Pustaka
Bahasa Indonesia
Bab
Pengaturan

Bab 7 Sore Itu Di Taman

Bab 7 Sore Itu Di Taman

"Dibalik senyum manisnya, ada rasa kesepian, dingin dan sifat anak-anaknya." Cheese in The Trap

Tidak mau Kenan bertemu dengan Reno, Kelana membawa Kenan ke taman yang terletak si belakang gedung aparteman. Sedari tadi Kenan hanya diam mengamati sekitar seolah laki-laki itu sangat jarang pergi ke tempat seperti ini. Tentu saja, pikir Kelana. Selama ini Kenan selalu tidur jika ada waktu luang. Entah bagaimana alasannya Kenan bisa bersikap seperti itu di usia dewasa.

Kelana berdeham, merasa tidak enak dengan keheningan yang terjadi.

"Bapak dengar semuanya?" Kelana menatap Kenan penasaran, jika laki-laki itu datang mungkin Kenan mendengar semua percakapannya dengan Vera dan Reno.

Kenan melirik Kelana sekilas lalu menatap ke depan lagi. "Menurutmu telinga saya sudah tuli?"

Kelana mendengus, dalam hati menggerutu. Harusnya Kenan tidak berkata jujur seperti itu. Dia jadi malu, tidak ada siapa pun yang tahu dia berasal dari mana. Tidak ada yang tahu bahwa dia anak pertama Reno Manuella, direktur bank sekaligus anggota DPR. Meski dia tercatat di akta keluarga Reno, tapi mereka tidak pernah memperkenalkan Kelana pada siapa pun setelah kejadian lima tahun lalu.

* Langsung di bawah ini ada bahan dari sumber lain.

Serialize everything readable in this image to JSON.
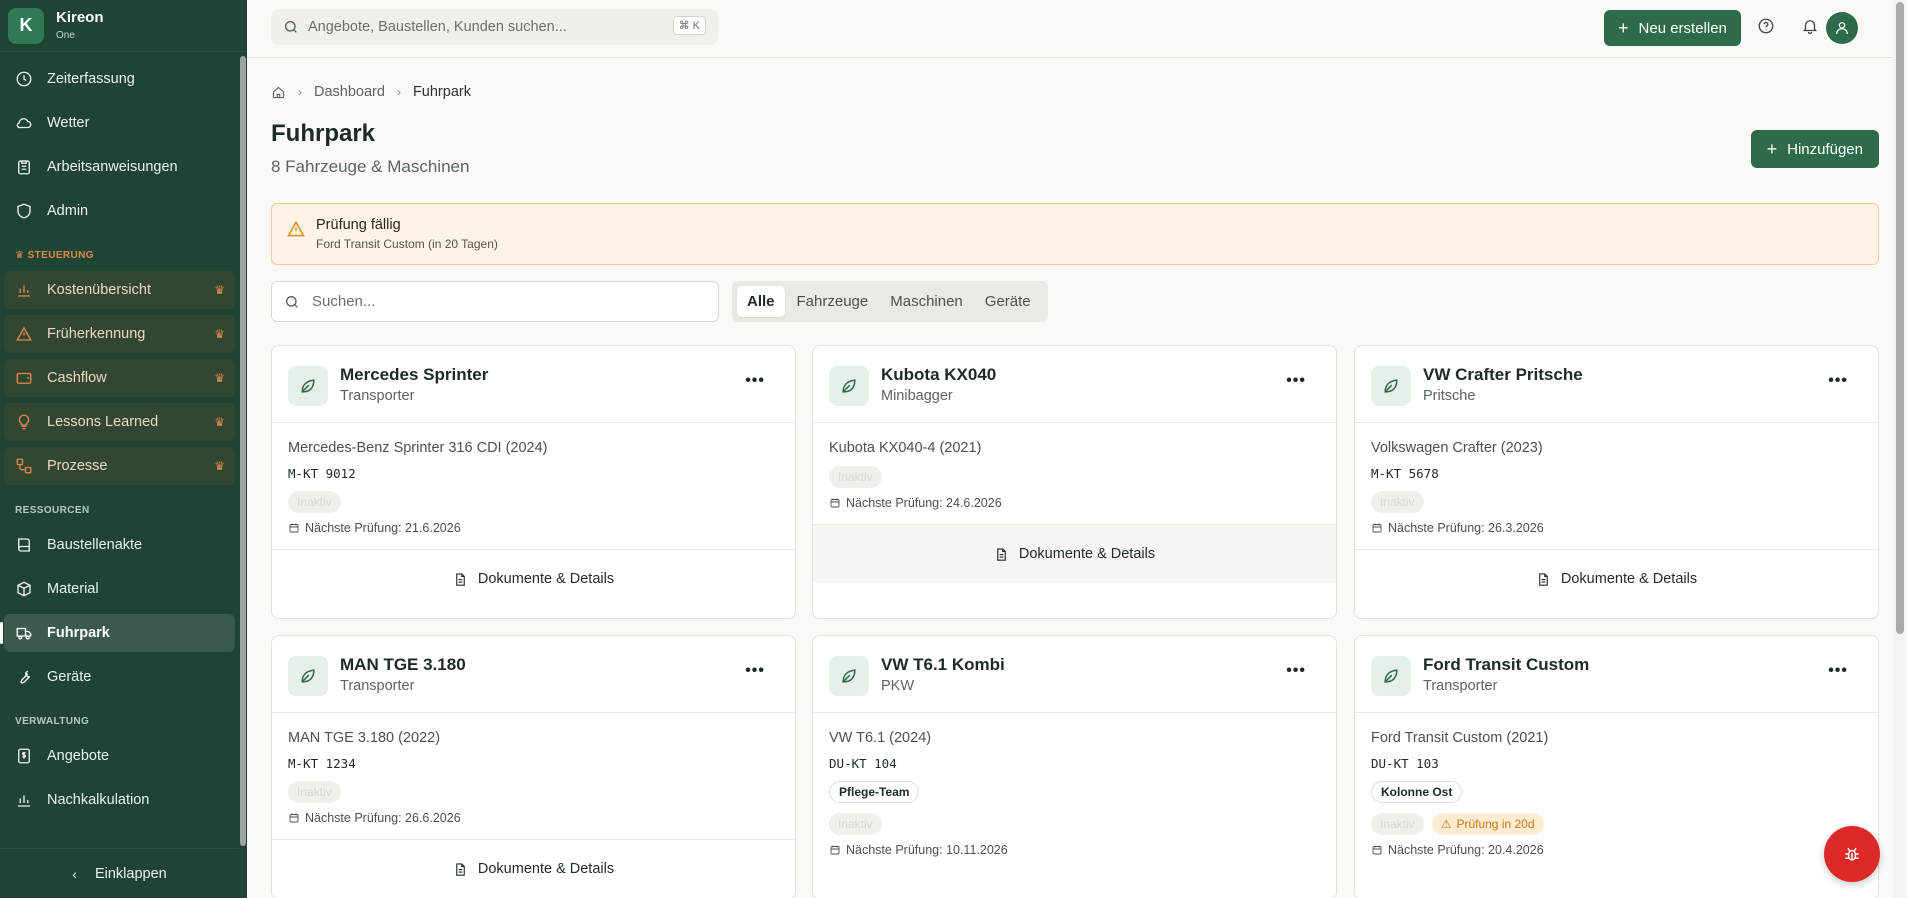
{
  "brand": {
    "initial": "K",
    "name": "Kireon",
    "sub": "One"
  },
  "sidebar": {
    "items_top": [
      {
        "label": "Zeiterfassung",
        "icon": "clock-icon"
      },
      {
        "label": "Wetter",
        "icon": "cloud-icon"
      },
      {
        "label": "Arbeitsanweisungen",
        "icon": "clipboard-icon"
      },
      {
        "label": "Admin",
        "icon": "shield-icon"
      }
    ],
    "section_steuerung": "STEUERUNG",
    "items_steuerung": [
      {
        "label": "Kostenübersicht",
        "icon": "bar-chart-icon"
      },
      {
        "label": "Früherkennung",
        "icon": "warning-icon"
      },
      {
        "label": "Cashflow",
        "icon": "wallet-icon"
      },
      {
        "label": "Lessons Learned",
        "icon": "lightbulb-icon"
      },
      {
        "label": "Prozesse",
        "icon": "workflow-icon"
      }
    ],
    "section_ressourcen": "RESSOURCEN",
    "items_ressourcen": [
      {
        "label": "Baustellenakte",
        "icon": "book-icon"
      },
      {
        "label": "Material",
        "icon": "package-icon"
      },
      {
        "label": "Fuhrpark",
        "icon": "truck-icon"
      },
      {
        "label": "Geräte",
        "icon": "wrench-icon"
      }
    ],
    "section_verwaltung": "VERWALTUNG",
    "items_verwaltung": [
      {
        "label": "Angebote",
        "icon": "dollar-doc-icon"
      },
      {
        "label": "Nachkalkulation",
        "icon": "bar-chart-icon"
      }
    ],
    "collapse_label": "Einklappen"
  },
  "topbar": {
    "search_placeholder": "Angebote, Baustellen, Kunden suchen...",
    "shortcut": "⌘ K",
    "new_label": "Neu erstellen"
  },
  "breadcrumb": {
    "parent": "Dashboard",
    "current": "Fuhrpark"
  },
  "page": {
    "title": "Fuhrpark",
    "subtitle": "8 Fahrzeuge & Maschinen",
    "add_label": "Hinzufügen"
  },
  "alert": {
    "title": "Prüfung fällig",
    "text": "Ford Transit Custom (in 20 Tagen)"
  },
  "filter": {
    "search_placeholder": "Suchen...",
    "tabs": [
      "Alle",
      "Fahrzeuge",
      "Maschinen",
      "Geräte"
    ],
    "active_tab": "Alle"
  },
  "cards": [
    {
      "title": "Mercedes Sprinter",
      "type": "Transporter",
      "model": "Mercedes-Benz Sprinter 316 CDI (2024)",
      "plate": "M-KT 9012",
      "team": "",
      "status": "Inaktiv",
      "due_badge": "",
      "next_check": "Nächste Prüfung: 21.6.2026",
      "footer": "Dokumente & Details"
    },
    {
      "title": "Kubota KX040",
      "type": "Minibagger",
      "model": "Kubota KX040-4 (2021)",
      "plate": "",
      "team": "",
      "status": "Inaktiv",
      "due_badge": "",
      "next_check": "Nächste Prüfung: 24.6.2026",
      "footer": "Dokumente & Details"
    },
    {
      "title": "VW Crafter Pritsche",
      "type": "Pritsche",
      "model": "Volkswagen Crafter (2023)",
      "plate": "M-KT 5678",
      "team": "",
      "status": "Inaktiv",
      "due_badge": "",
      "next_check": "Nächste Prüfung: 26.3.2026",
      "footer": "Dokumente & Details"
    },
    {
      "title": "MAN TGE 3.180",
      "type": "Transporter",
      "model": "MAN TGE 3.180 (2022)",
      "plate": "M-KT 1234",
      "team": "",
      "status": "Inaktiv",
      "due_badge": "",
      "next_check": "Nächste Prüfung: 26.6.2026",
      "footer": "Dokumente & Details"
    },
    {
      "title": "VW T6.1 Kombi",
      "type": "PKW",
      "model": "VW T6.1 (2024)",
      "plate": "DU-KT 104",
      "team": "Pflege-Team",
      "status": "Inaktiv",
      "due_badge": "",
      "next_check": "Nächste Prüfung: 10.11.2026",
      "footer": ""
    },
    {
      "title": "Ford Transit Custom",
      "type": "Transporter",
      "model": "Ford Transit Custom (2021)",
      "plate": "DU-KT 103",
      "team": "Kolonne Ost",
      "status": "Inaktiv",
      "due_badge": "Prüfung in 20d",
      "next_check": "Nächste Prüfung: 20.4.2026",
      "footer": ""
    }
  ],
  "colors": {
    "sidebar": "#1f4434",
    "primary": "#2e6b4b",
    "premium": "#e2884a",
    "warning": "#d98a12",
    "danger": "#dc2a2a"
  }
}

Kejadian yang membuat semuanya berubah total.

"Harusnya Bapak tidak menguping. Tidak baik." Kelana berusaha mempertahankan diri agar Kenan tidak bertanya lebih mengenai keluarganya.

Kenan mengedikan bahu tidak peduli. "Tadinya saya tidak mau dengar, tapi suara kalian terlalu keras."

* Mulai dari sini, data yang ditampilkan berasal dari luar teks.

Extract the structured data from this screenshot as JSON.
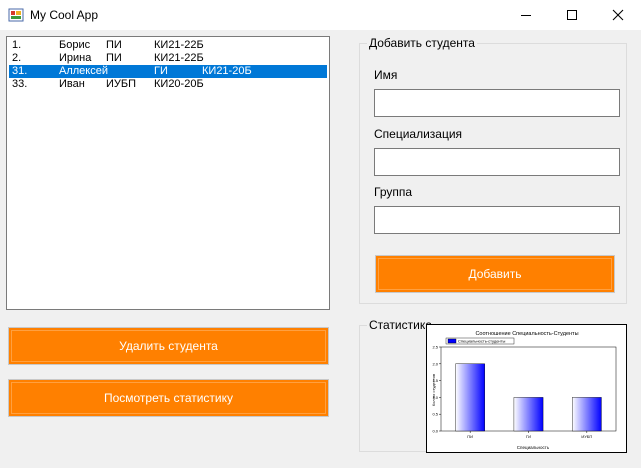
{
  "window": {
    "title": "My Cool App",
    "icons": {
      "app": "app-icon",
      "minimize": "minimize-icon",
      "maximize": "maximize-icon",
      "close": "close-icon"
    }
  },
  "students": [
    {
      "num": "1.",
      "name": "Борис",
      "spec": "ПИ",
      "group": "КИ21-22Б",
      "selected": false
    },
    {
      "num": "2.",
      "name": "Ирина",
      "spec": "ПИ",
      "group": "КИ21-22Б",
      "selected": false
    },
    {
      "num": "31.",
      "name": "Аллексей",
      "spec": "ГИ",
      "group": "КИ21-20Б",
      "selected": true
    },
    {
      "num": "33.",
      "name": "Иван",
      "spec": "ИУБП",
      "group": "КИ20-20Б",
      "selected": false
    }
  ],
  "buttons": {
    "delete": "Удалить студента",
    "stats": "Посмотреть статистику",
    "add": "Добавить"
  },
  "add_form": {
    "title": "Добавить студента",
    "name_label": "Имя",
    "spec_label": "Специализация",
    "group_label": "Группа",
    "name_value": "",
    "spec_value": "",
    "group_value": ""
  },
  "stats_group": {
    "title": "Статистика"
  },
  "colors": {
    "accent": "#ff8000",
    "selection": "#0078d7",
    "bar": "#0000ff"
  },
  "chart_data": {
    "type": "bar",
    "title": "Соотношение Специальность-Студенты",
    "xlabel": "Специальность",
    "ylabel": "Кол-во студентов",
    "legend": "Специальность-студенты",
    "legend_position": "top-left",
    "categories": [
      "ПИ",
      "ГИ",
      "ИУБП"
    ],
    "values": [
      2,
      1,
      1
    ],
    "yticks": [
      "0.0",
      "0.5",
      "1.0",
      "1.5",
      "2.0",
      "2.5"
    ],
    "ylim": [
      0,
      2.5
    ],
    "grid": false
  }
}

Sampai kapan pun Kelana tidak akan pernah bisa menang dari Kenan.

"Kalau dipikir-pikir apa karena itu kamu pernah bilang iri sama keluarga saya?" Kenan bertanya, tatapannya menerawang, seolah membayangkan sesuatu.

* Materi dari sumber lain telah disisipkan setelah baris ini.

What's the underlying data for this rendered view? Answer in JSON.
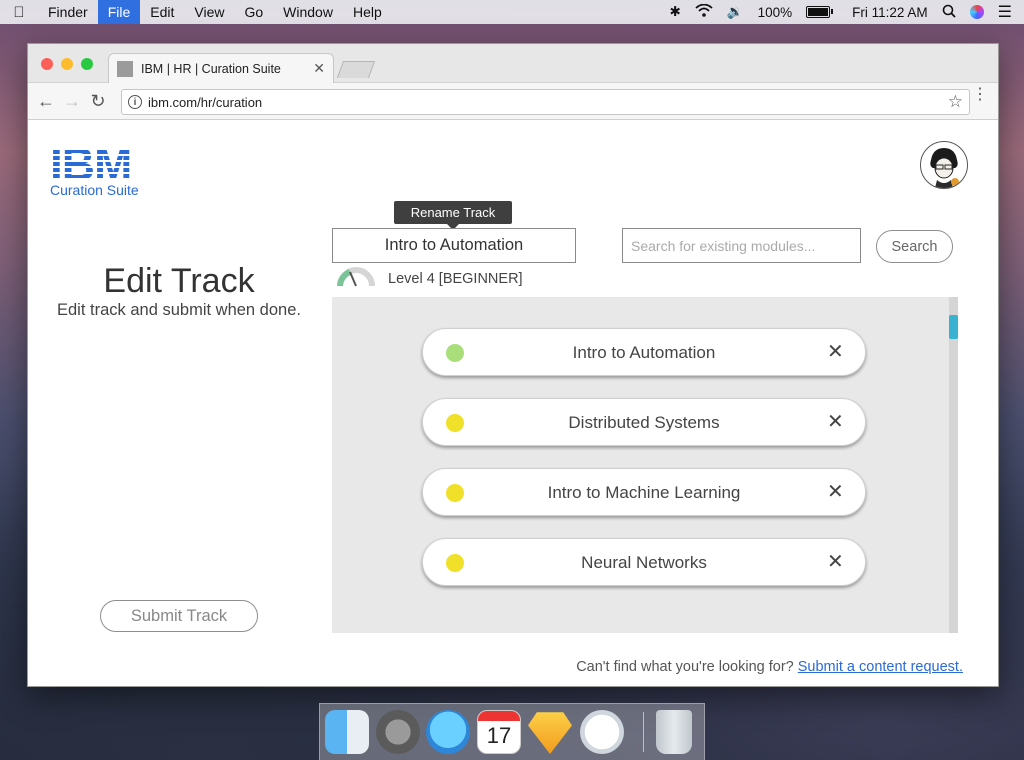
{
  "menubar": {
    "items": [
      "Finder",
      "File",
      "Edit",
      "View",
      "Go",
      "Window",
      "Help"
    ],
    "active_item": "File",
    "battery": "100%",
    "clock": "Fri 11:22 AM"
  },
  "browser": {
    "tab_title": "IBM | HR | Curation Suite",
    "url": "ibm.com/hr/curation"
  },
  "brand": {
    "logo_text": "IBM",
    "suite_label": "Curation Suite",
    "color": "#2a6bd6"
  },
  "sidebar": {
    "title": "Edit Track",
    "subtitle": "Edit track and submit when done.",
    "submit_label": "Submit Track"
  },
  "track": {
    "tooltip": "Rename Track",
    "name": "Intro to Automation",
    "level_text": "Level 4 [BEGINNER]"
  },
  "search": {
    "placeholder": "Search for existing modules...",
    "button_label": "Search"
  },
  "modules": [
    {
      "title": "Intro to Automation",
      "status_color": "#a9de7a"
    },
    {
      "title": "Distributed Systems",
      "status_color": "#f0e02a"
    },
    {
      "title": "Intro to Machine Learning",
      "status_color": "#f0e02a"
    },
    {
      "title": "Neural Networks",
      "status_color": "#f0e02a"
    }
  ],
  "footer": {
    "prompt": "Can't find what you're looking for?",
    "link": "Submit a content request."
  },
  "dock": {
    "calendar_day": "17"
  }
}
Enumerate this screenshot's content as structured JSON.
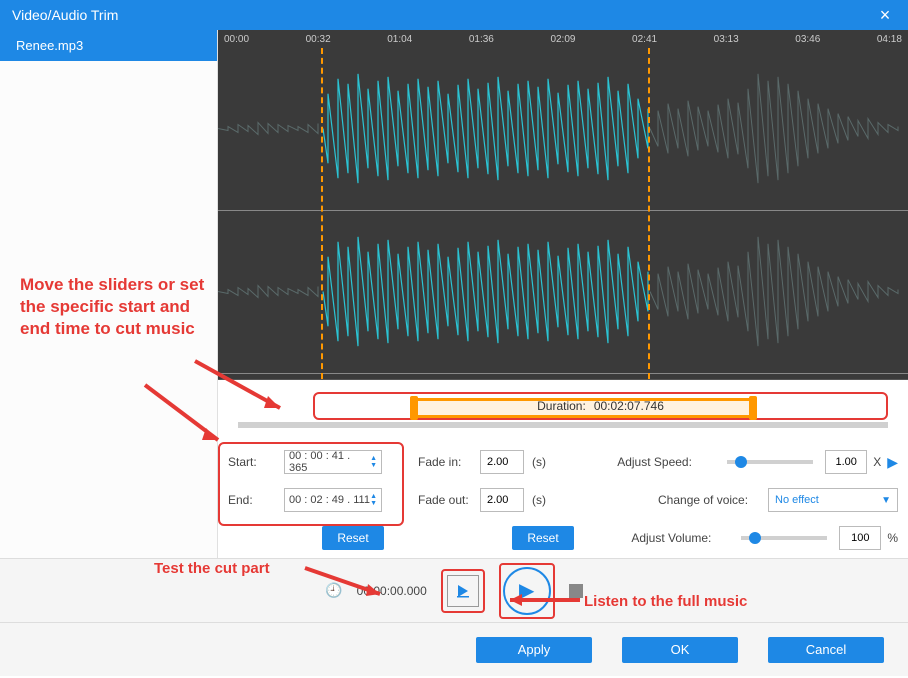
{
  "window": {
    "title": "Video/Audio Trim"
  },
  "sidebar": {
    "filename": "Renee.mp3"
  },
  "timeline": {
    "ticks": [
      "00:00",
      "00:32",
      "01:04",
      "01:36",
      "02:09",
      "02:41",
      "03:13",
      "03:46",
      "04:18"
    ]
  },
  "duration": {
    "label": "Duration:",
    "value": "00:02:07.746"
  },
  "trim": {
    "start_label": "Start:",
    "start_value": "00 : 00 : 41 . 365",
    "end_label": "End:",
    "end_value": "00 : 02 : 49 . 111",
    "reset": "Reset"
  },
  "fade": {
    "in_label": "Fade in:",
    "in_value": "2.00",
    "out_label": "Fade out:",
    "out_value": "2.00",
    "unit": "(s)",
    "reset": "Reset"
  },
  "adjust": {
    "speed_label": "Adjust Speed:",
    "speed_value": "1.00",
    "speed_unit": "X",
    "voice_label": "Change of voice:",
    "voice_value": "No effect",
    "volume_label": "Adjust Volume:",
    "volume_value": "100",
    "volume_unit": "%"
  },
  "playback": {
    "time": "00:00:00.000"
  },
  "buttons": {
    "apply": "Apply",
    "ok": "OK",
    "cancel": "Cancel"
  },
  "annotations": {
    "a1": "Move the sliders or set the specific start and end time to cut music",
    "a2": "Test the cut part",
    "a3": "Listen to the full music"
  }
}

Kelana menghela napas, sejak dahulu dan sekarang dia selalu iri pada Kenan dan Kevin. Meski mereka terkadang selalu bertengkar, tapi Kelana tahu bahwa mereka tulus saling menyayangi, ketika dia melihat interaksi Kenan dengan orangtuanya membuat Kelana semakin iri. Dia tidak pernah merasakan hal tersebut dari keluarga kandungnya.

Papanya seolah menganggap dirinya tidak ada. Mamanya memilih bunuh diri karena depresi.

"Apa saya terlihat semenyedihkan itu?" Kelana tersenyum kecil.

"Memangnya kapan saya bilang kamu menyedihkan?" Kenan mengedikan bahu. "Toh, sejak awal saya sudah tahu semuanya. Hanya saja, melihatnya secara langsung membuat saya sadar."

Mata Kelana terbelalak, apa kata Kenan barusan? Tahu semuanya sejak awal? Apa laki-laki itu tahu semua tentang hidupnya yang menyedihkan? Perempuan itu mendengus, meski Kenan itu sangat pemalas namun jika ada sesuatu yang ingin didapatkan, Kenan akan mendapatkan semuanya. Apa pun itu. Termasuk informasi pribadi Kelana yang tidak pernah dia beritahu pada siapa pun.

Kenan tersenyum, terlihat begitu manis. "... Kalau ternyata kamu tidak sekuat yang saya bayangin."

Kelana langsung berdecak kesal, mau bagaimana pun juga, sekali menyebalkan selamanya akan selalu menyebalkan. Dia menatap lurus ke depan, ke arah anak kecil yang asik bermain bersama ibunya.

"Saya memang tidak sekuat itu ..." desah Kelana, tatapannya masih tertuju pada ibu anak itu, dahulu dia juga pernah mengalami hal tersebut. Hal yang terkadang dia rindukan. "Pak Ken?" panggil Kelana.

Kelana menatap Kenan serius. "Ini terakhir kalinya saya bertanya sama Bapak." Dia diam sesaat. "Apa alasan Bapak melakukan semua ini? Kenapa Bapak melakukan semua ini tanpa berpikir panjang? Di antara semua wanita di dunia, kenapa harus saya?" Kelana menghela napas panjang. "Bapak mungkin tahu saya akan mengalami hal ini ..."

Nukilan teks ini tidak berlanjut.